Department of Economics, University of Pretoria, Pretoria, Gauteng Province, Republic of South Africa.
Department of Economics, University of Botswana, Gaborone, South-East District, Republic of Botswana.
PLoS One. 2020 Aug 11;15(8):e0237217. doi: 10.1371/journal.pone.0237217. eCollection 2020.
This study examines catastrophic health expenditures and the potential for such payments to impoverish South African households. The analysis applies three different catastrophic expenditure measurements, and we apply them across four South African Income and Expenditure Surveys.
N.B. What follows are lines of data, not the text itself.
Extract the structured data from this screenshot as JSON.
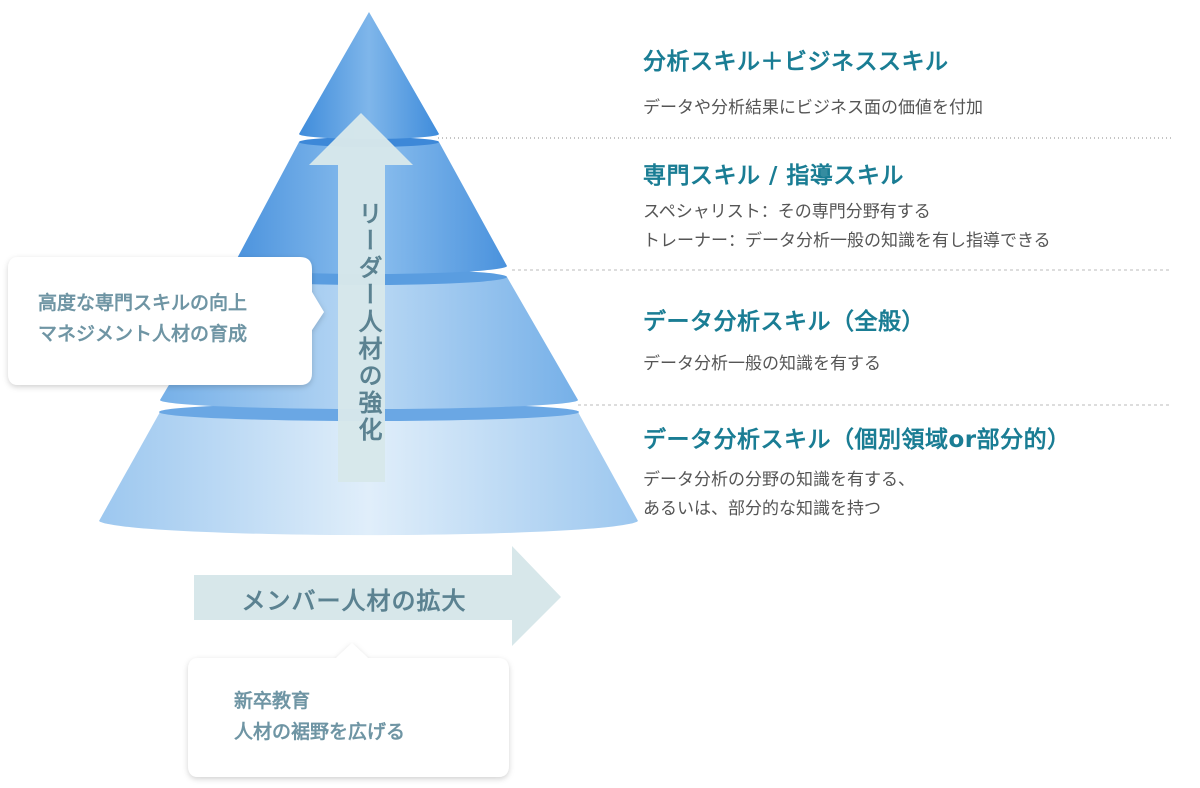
{
  "levels": [
    {
      "title": "分析スキル＋ビジネススキル",
      "desc": [
        "データや分析結果にビジネス面の価値を付加"
      ]
    },
    {
      "title": "専門スキル / 指導スキル",
      "desc": [
        "スペシャリスト：その専門分野有する",
        "トレーナー：データ分析一般の知識を有し指導できる"
      ]
    },
    {
      "title": "データ分析スキル（全般）",
      "desc": [
        "データ分析一般の知識を有する"
      ]
    },
    {
      "title": "データ分析スキル（個別領域or部分的）",
      "desc": [
        "データ分析の分野の知識を有する、",
        "あるいは、部分的な知識を持つ"
      ]
    }
  ],
  "arrows": {
    "vertical_label": "リーダー人材の強化",
    "horizontal_label": "メンバー人材の拡大"
  },
  "callouts": {
    "leader": [
      "高度な専門スキルの向上",
      "マネジメント人材の育成"
    ],
    "member": [
      "新卒教育",
      "人材の裾野を広げる"
    ]
  },
  "colors": {
    "title": "#1a7d94",
    "arrow": "#d7e7ea",
    "tier_dark": "#4a90dc",
    "tier_light": "#d8e9f8"
  }
}
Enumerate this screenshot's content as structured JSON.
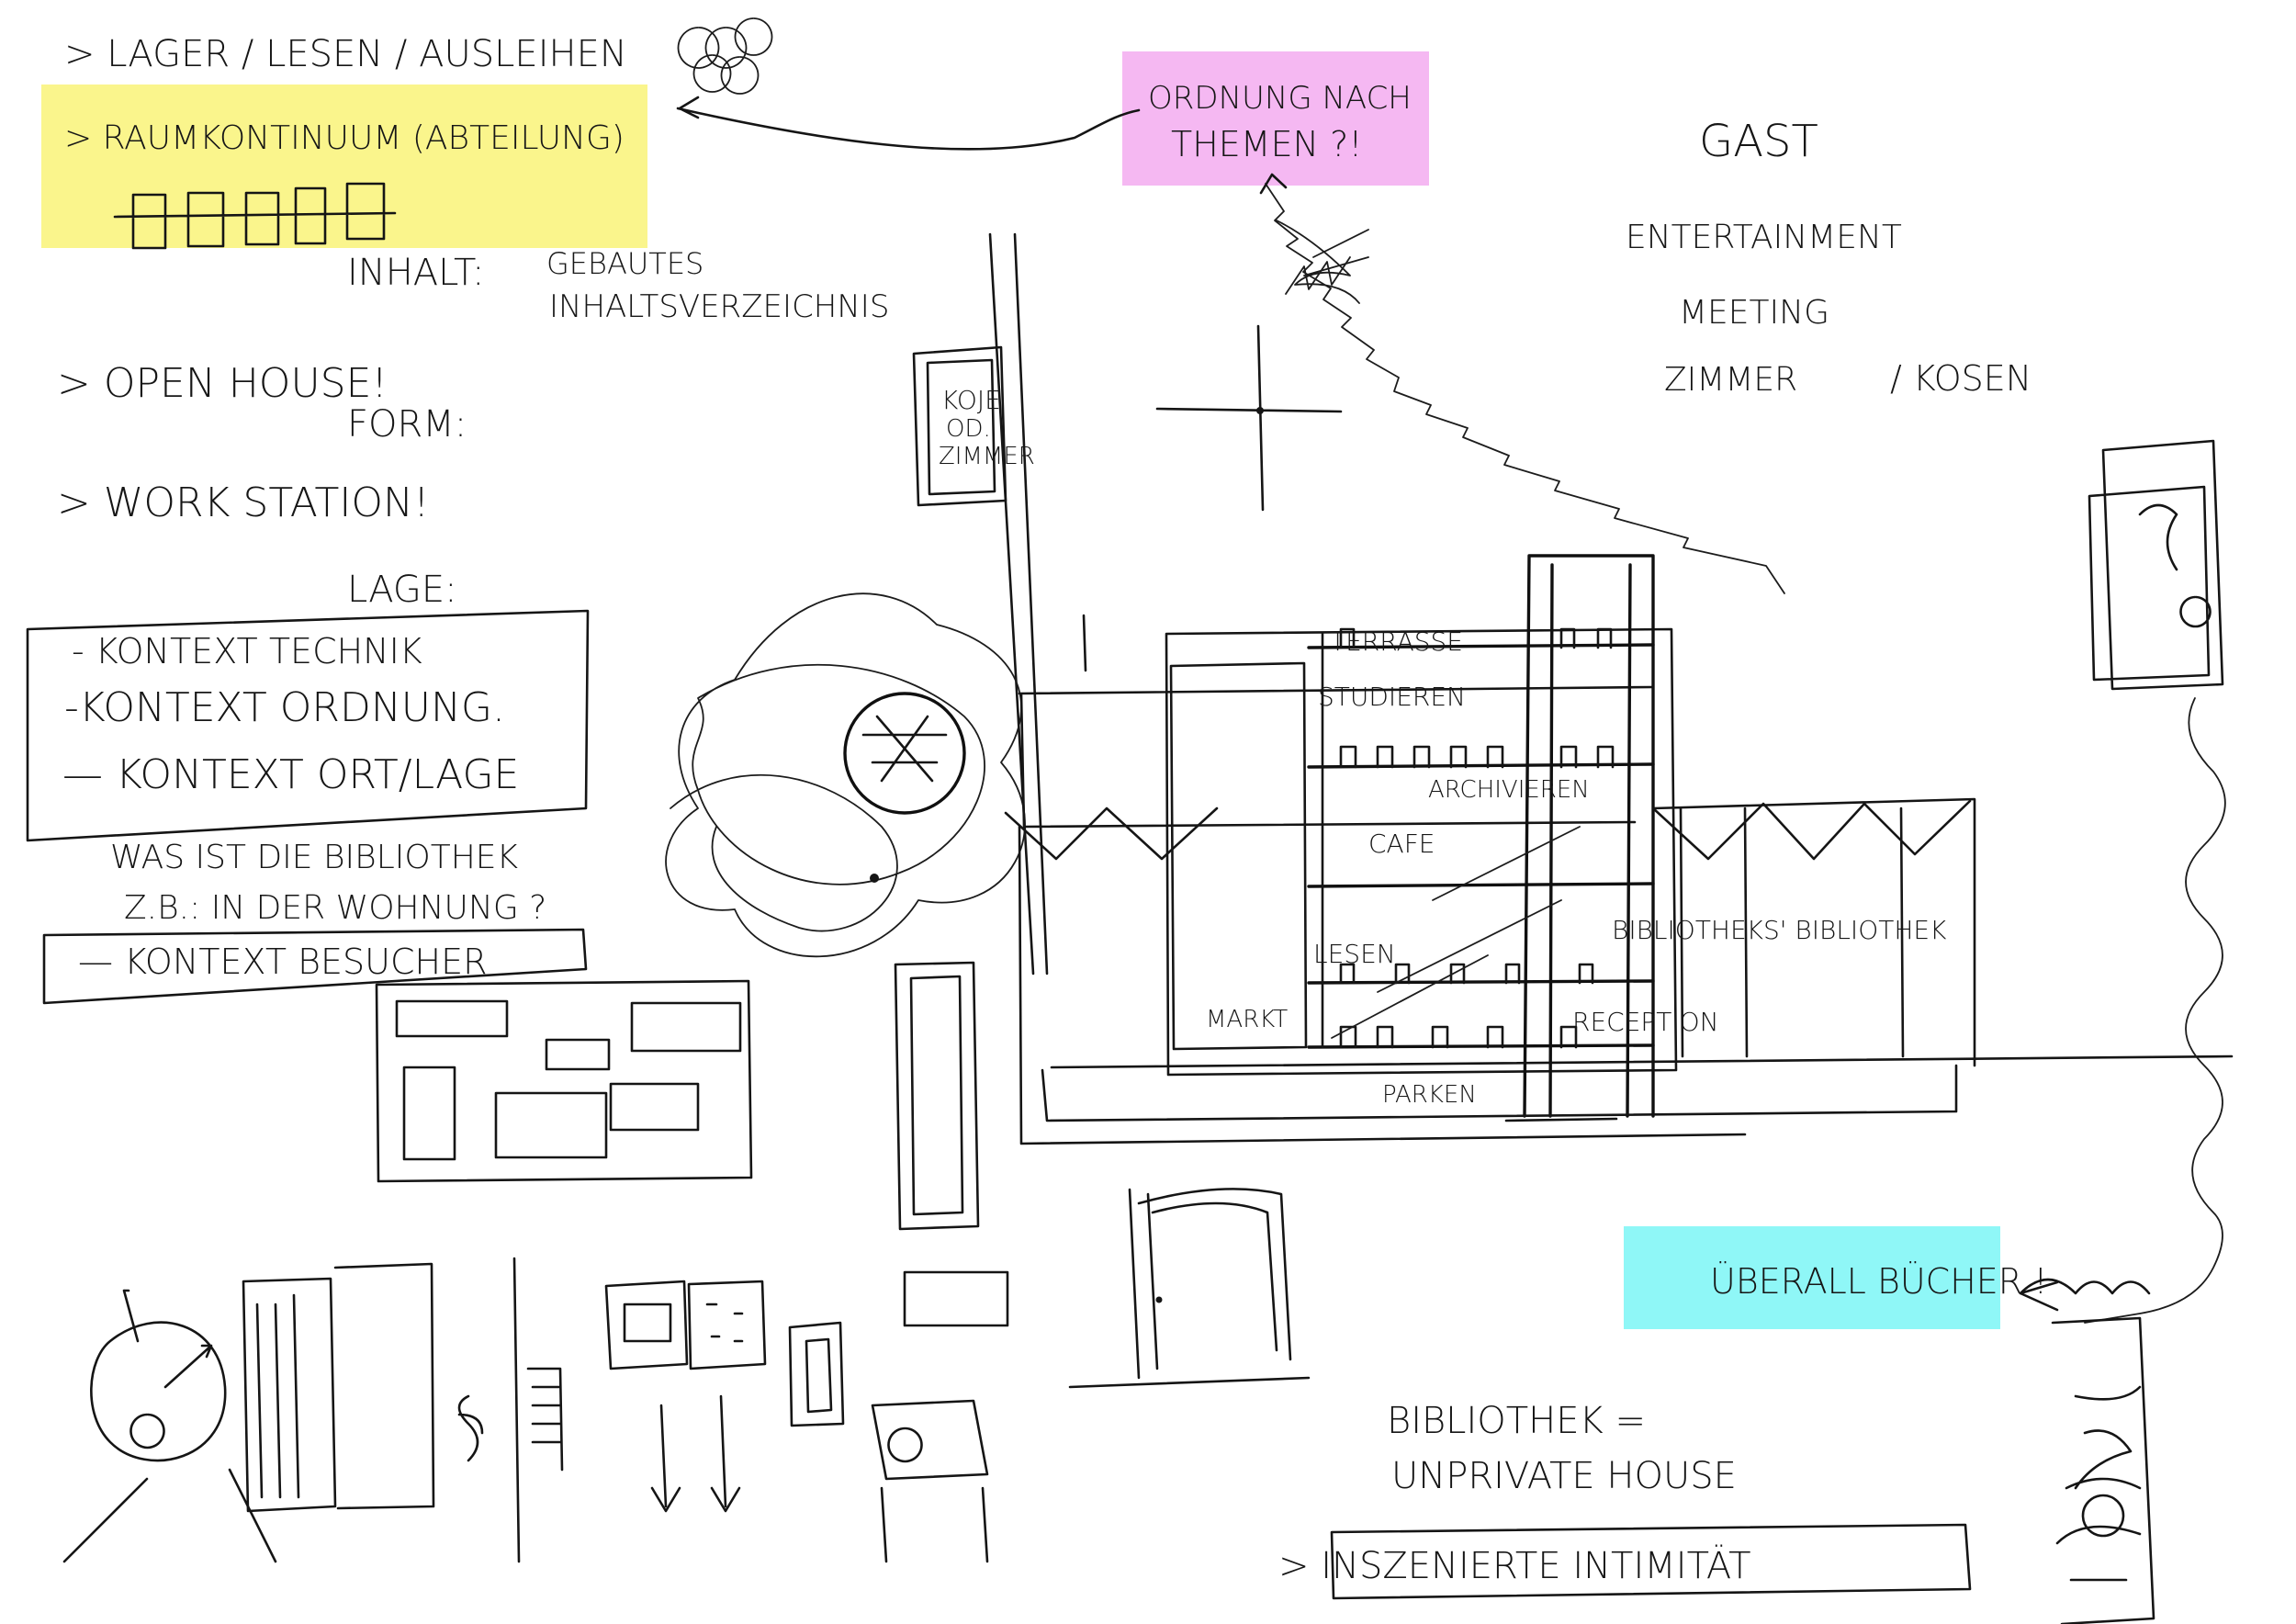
{
  "colors": {
    "sticky_yellow": "#faf58c",
    "sticky_pink": "#f5b8f2",
    "sticky_cyan": "#8ff7f7",
    "ink": "#151515"
  },
  "notes": {
    "line1": "> LAGER / LESEN / AUSLEIHEN",
    "line2": "> RAUMKONTINUUM (ABTEILUNG)",
    "inhalt": "INHALT:",
    "gebautes_1": "GEBAUTES",
    "gebautes_2": "INHALTSVERZEICHNIS",
    "open_house": "> OPEN HOUSE!",
    "form": "FORM:",
    "work_station": "> WORK STATION!",
    "lage": "LAGE:",
    "kontext_technik": "- KONTEXT   TECHNIK",
    "kontext_ordnung": "-KONTEXT   ORDNUNG.",
    "kontext_ort": "— KONTEXT   ORT/LAGE",
    "was_ist_1": "WAS IST DIE BIBLIOTHEK",
    "was_ist_2": "Z.B.: IN DER WOHNUNG ?",
    "kontext_besucher": "— KONTEXT   BESUCHER",
    "ordnung_1": "ORDNUNG NACH",
    "ordnung_2": "THEMEN ?!",
    "gast": "GAST",
    "entertainment": "ENTERTAINMENT",
    "meeting": "MEETING",
    "zimmer": "ZIMMER",
    "kosen": "/ KOSEN",
    "koje": "KOJE",
    "od": "OD.",
    "zimmer_small": "ZIMMER",
    "ueberall": "ÜBERALL BÜCHER !",
    "bibliothek_1": "BIBLIOTHEK =",
    "bibliothek_2": "UNPRIVATE   HOUSE",
    "inszenierte": "> INSZENIERTE   INTIMITÄT"
  },
  "section_labels": {
    "terrasse": "TERRASSE",
    "studieren": "STUDIEREN",
    "archivieren": "ARCHIVIEREN",
    "cafe": "CAFE",
    "lesen": "LESEN",
    "bibliotheks": "BIBLIOTHEKS' BIBLIOTHEK",
    "markt": "MARKT",
    "reception": "RECEPTION",
    "parken": "PARKEN"
  }
}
Since households have limited resources, they are also limited in their capacity to purchase health care. Thus, if a household devotes a large share of that capacity to health care, it may not be able to cover other necessary expenses, which could be catastrophic. The measurements differ in their definition of household capacity. Despite the differences in measurements, and, therefore, results, we find limited incidence of health care expenditure catastrophe, although larger shares of capacity are being devoted to health care in more recent years. In line with the finding that catastrophe is rare, we find that very few households are subsequently impoverished, because of health care costs.
本研究考察了灾难性卫生支出,以及这些支出使南非家庭陷入贫困的可能性。该分析采用了三种不同的灾难性支出衡量标准,并在四项南非收入和支出调查中进行了应用。由于家庭的资源有限,它们在购买医疗保健方面的能力也有限。因此,如果一个家庭将很大一部分能力用于医疗保健,它可能无法覆盖其他必要的支出,这可能是灾难性的。这些衡量标准在家庭能力的定义上存在差异。尽管衡量标准不同,因此结果也不同,但我们发现医疗支出的灾难性情况发生率有限,尽管近年来更多地将能力份额用于医疗保健。与灾难性情况罕见的发现一致,我们发现很少有家庭因为医疗费用而陷入贫困。